Gay Service Member to Attend Military Event with Partner
BY Advocate.com Editors
October 19 2011 9:26 PM ET
A member of the New Hampshire National Guard will be allowed to attend an upcoming Yellow Ribbon event with her same-sex partner, Defense Department officials said Wednesday.
Chief Warrant Officer Charlie Morgan, who returned recently from a deployment in Kuwait and made headlines when she came out in the national media following repeal of “don’t ask, don’t tell,” said earlier this week that she was not authorized to bring her partner of 11 years to a required-attendance Yellow Ribbon Reintegration Program event.
On Tuesday, New Hampshire senator Jeanne Shaheen sent a letter to Secretary of Defense Leon Panetta regarding the matter and urged the department to “allow same-sex couples to participate in all future DOD family events.”
Pentagon spokeswoman Eileen Lainez told The Advocate late Wednesday that same-sex partners or spouses are allowed to attend such events:
"According to applicable law and DOD policy, a member of the uniformed
services who is eligible to attend a Yellow Ribbon Reintegration Program
event may designate one or more people of his/her choosing to attend," Lainez said in an email response.
Lainez said the Defense Department "has received [Senator Shaheen's] letter and will respond to her as appropriate. We have also addressed this issue with the New Hampshire National Guard."
Shaheen, a member of the Senate Armed Services Committee, said in a Wednesday statement, “This is terrific news for Charlie Morgan and her family. But this is just one small
part of a much larger problem. We have a fundamental inequity in our
policy, which has created two classes of soldiers. It isn’t fair and it
has to end.”
In an interview published Monday, Morgan, who is in a civil union with her partner, told the Portsmouth Herald, “The purpose [of the Yellow Ribbon program] is to reconnect the families. My unit wants to meet my family, but it's out of their hands," she said, referring to the Defense of Marriage Act.
The full news release from Senator Shaheen’s office:
(Washington, D.C.) – The Department of Defense has clarified regulations that will allow Chief Warrant Officer Charlie Morgan of the New Hampshire National Guard to bring her same-sex partner to a yellow ribbon family reintegration event in North Conway this weekend, U.S. Senator Jeanne Shaheen announced today.

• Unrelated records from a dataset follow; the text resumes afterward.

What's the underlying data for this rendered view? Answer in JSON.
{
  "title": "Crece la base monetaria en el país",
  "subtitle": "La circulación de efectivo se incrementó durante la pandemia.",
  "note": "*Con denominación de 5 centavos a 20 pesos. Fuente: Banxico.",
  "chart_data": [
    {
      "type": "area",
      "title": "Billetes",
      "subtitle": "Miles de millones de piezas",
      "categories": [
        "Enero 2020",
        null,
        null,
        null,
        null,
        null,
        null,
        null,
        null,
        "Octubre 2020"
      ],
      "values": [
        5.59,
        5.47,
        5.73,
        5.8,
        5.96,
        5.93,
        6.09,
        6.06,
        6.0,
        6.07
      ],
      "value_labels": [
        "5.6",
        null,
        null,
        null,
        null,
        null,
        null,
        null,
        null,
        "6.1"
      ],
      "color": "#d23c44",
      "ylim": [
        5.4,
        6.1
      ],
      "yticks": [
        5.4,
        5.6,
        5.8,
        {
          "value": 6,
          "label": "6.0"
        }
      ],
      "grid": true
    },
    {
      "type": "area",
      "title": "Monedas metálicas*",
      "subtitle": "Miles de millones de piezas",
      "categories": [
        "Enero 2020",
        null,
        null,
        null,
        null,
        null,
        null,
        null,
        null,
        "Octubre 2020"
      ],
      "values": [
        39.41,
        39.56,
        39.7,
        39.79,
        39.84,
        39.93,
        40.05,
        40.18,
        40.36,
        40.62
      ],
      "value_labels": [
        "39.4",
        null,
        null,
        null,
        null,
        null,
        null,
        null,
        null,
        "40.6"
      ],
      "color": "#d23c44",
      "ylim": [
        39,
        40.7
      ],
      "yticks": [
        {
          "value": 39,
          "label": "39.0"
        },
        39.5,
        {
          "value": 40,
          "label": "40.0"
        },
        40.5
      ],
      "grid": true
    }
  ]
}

“This is terrific news for Charlie Morgan and her family,” said Shaheen, who yesterday sent a letter to Defense Secretary Leon Panetta asking him to get personally involved in the case. “But this is just one small part of a much larger problem. We have a fundamental inequity in our policy, which has created two classes of soldiers. It isn’t fair and it has to end.”
The Guard and the Department of Defense said today that gay and lesbian service members may take advantage of a regulation that allows service members to designate any one person, regardless of relationship, to join them at a yellow ribbon event.
Chief Morgan recently returned from deployment in Kuwait and was forbidden from bringing her partner of 11 years, Karen Morgan, to a Yellow Ribbon Reintegration Program event in North Conway this weekend even though the couple is legally joined in a civil union. The event is part of an official program designed to help returning soldiers and their families deal with the transition to life back home. Senator Shaheen’s office raised concerns on behalf of Morgan with local Guard officials in recent weeks. After Guard officials said they were hamstrung by federal regulations, Shaheen sent a letter to Secretary Panetta, asking him to get personally involved.
Gay and lesbian members of the military have only been able to openly acknowledge their relationships in the last year, after Congress voted last December to repeal the “Don’t Ask, Don’t Tell” policy.
The decision to exclude same-sex couples from the yellow ribbon event was based on the federal Defense of Marriage Act, which prohibits the extension of military benefits to same sex couples, and on federal military regulations interpreting that law. Shaheen’s letter to Panetta asked him to do all he can under the confines of the law to make same-sex couples and their families eligible for family centered programs like this weekend’s event, and other family benefits available to straight married couples, such as joint duty assignments and military family housing.
Shaheen is also cosponsor of a bill to repeal the Defense of Marriage Act. The Respect for Marriage Act (S. 598) would allow same-sex couples whose marriage is recognized by a state, such as New Hampshire, to receive the same treatment under federal law as straight married couples.
“Ultimately, this conflict in our military policy is not sustainable,” Shaheen said. “We cannot ask the members of our military to live under different standards depending on whether they are gay or straight. I urge the military to do all it can under the law to promote equality in their regulations, and I urge Congress to join me in the fight to repeal the Defense of Marriage Act.”